There are 3 steps to creating captions:
- transcribing the content
- breaking it into caption blocks
- aligning the caption blocks to the video.
A variety of software programs can help with each step in this process. Throughout this process, you should review the captions for quality and accuracy based on our Captioning Quality Guidelines.
Transcribing the Content
If you create your own videos, it’s recommended to write out a script ahead of time so that you can use the transcript to easily create captions later. No machine-generated captions will be consistently accurate enough on their own; you will need to review and correct the output of any machine-aided transcription.
- Software and Programs for Machine-Aided Transcription
- Google Docs Voice Typing
- Dragon Naturally Speaking
- Note: If you are using any of the above software except YouTube to transcribe pre-recorded audio, you may need to route your computer’s audio output back into the computer as audio input for better transcription quality. Suggestions are available on how to do so for Mac and Windows.
- Software and Programs for Manual Transcription
Breaking into Caption Blocks
Next, you will need to split apart your transcript into separate captioning blocks that will appear on-screen, one after the other. For easier reading, try to avoid splitting your captions in the middle of a phrase.
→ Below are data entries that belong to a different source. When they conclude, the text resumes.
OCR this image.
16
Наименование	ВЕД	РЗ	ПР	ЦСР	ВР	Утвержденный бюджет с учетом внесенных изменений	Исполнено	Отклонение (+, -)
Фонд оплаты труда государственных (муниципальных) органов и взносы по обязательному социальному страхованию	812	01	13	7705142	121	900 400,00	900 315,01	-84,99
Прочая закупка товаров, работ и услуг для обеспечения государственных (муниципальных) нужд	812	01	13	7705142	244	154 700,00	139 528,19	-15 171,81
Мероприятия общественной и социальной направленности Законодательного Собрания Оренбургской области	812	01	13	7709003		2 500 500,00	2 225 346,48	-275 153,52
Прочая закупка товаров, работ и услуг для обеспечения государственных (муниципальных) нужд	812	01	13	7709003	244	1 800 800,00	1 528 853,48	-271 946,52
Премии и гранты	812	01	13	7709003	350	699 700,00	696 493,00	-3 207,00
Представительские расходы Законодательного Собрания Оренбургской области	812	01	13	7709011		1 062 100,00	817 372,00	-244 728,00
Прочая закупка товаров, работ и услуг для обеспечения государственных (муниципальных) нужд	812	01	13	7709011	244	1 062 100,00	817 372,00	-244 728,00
If you are manually transcribing your audio in a captioning program like Amara, you can create each caption block in the software as you transcribe. If you provide YouTube with a transcript of a video, it can automatically set the timings for you.
Syncing to the Audio
This is the process in which the caption blocks are assigned start and end times so that they appear at the correct part of the video. Many subtitle programs require you to do this manually.
YouTube will do this process automatically if you have a transcript prepared and select “set timings”. The results may not be perfectly accurate; check any long gaps in time or blocks with non-speech sounds to ensure they are aligned accurately.
Review for Quality
Once you create your caption file, you should review it for quality. A short summary of quality issues to check for is listed below. Please reference the Captioning Quality Guidelines for a more extensive list.
- Identify all changes in speaker (e.g. “Sarah: ”, “Person”, or “>>” if speaker name unknown.)
- Add any meaningful non-speech sounds in brackets (e.g. [car honks])
- Ensure all spoken content is transcribed exactly, not paraphrased.
- Do not include any more than 2 lines of text per caption block.
- Ensure the caption blocks appear long enough to be easily read; generally they should appear for at least 1 second.
Save or Export Your File
If you are creating your captions in a separate software from the media player they will be displayed in, you will need to save or export your captions from the caption editor software so that they can be uploaded to the destination media repository.
Captioning files are typically saved with one of the following extensions: .srt, .vtt, .sbv, .dfxp, .sami, or .ttml. SRT files are the simplest format, and are able to easily be edited by anyone using a text editor. However, they do not support features like vertical caption placement or text markup. If those features are required, VTT is recommended for ease of editing.
If you create your captions in a captioning editor like YouTube or Amara, you can export your file to a variety of caption formats which can then be uploaded to Kaltura, Vimeo, or any other player that accepts standard caption formats.
Creating Captions with Others
If you would like to work with a group to create a caption file, consider using Amara.
- Amara Public Editor: Amara lets any user contribute to an existing captioning project, and logs contributions by username. You don’t have final control over which changes are approved; any submission is approved automatically, but you have access to every version that has been uploaded.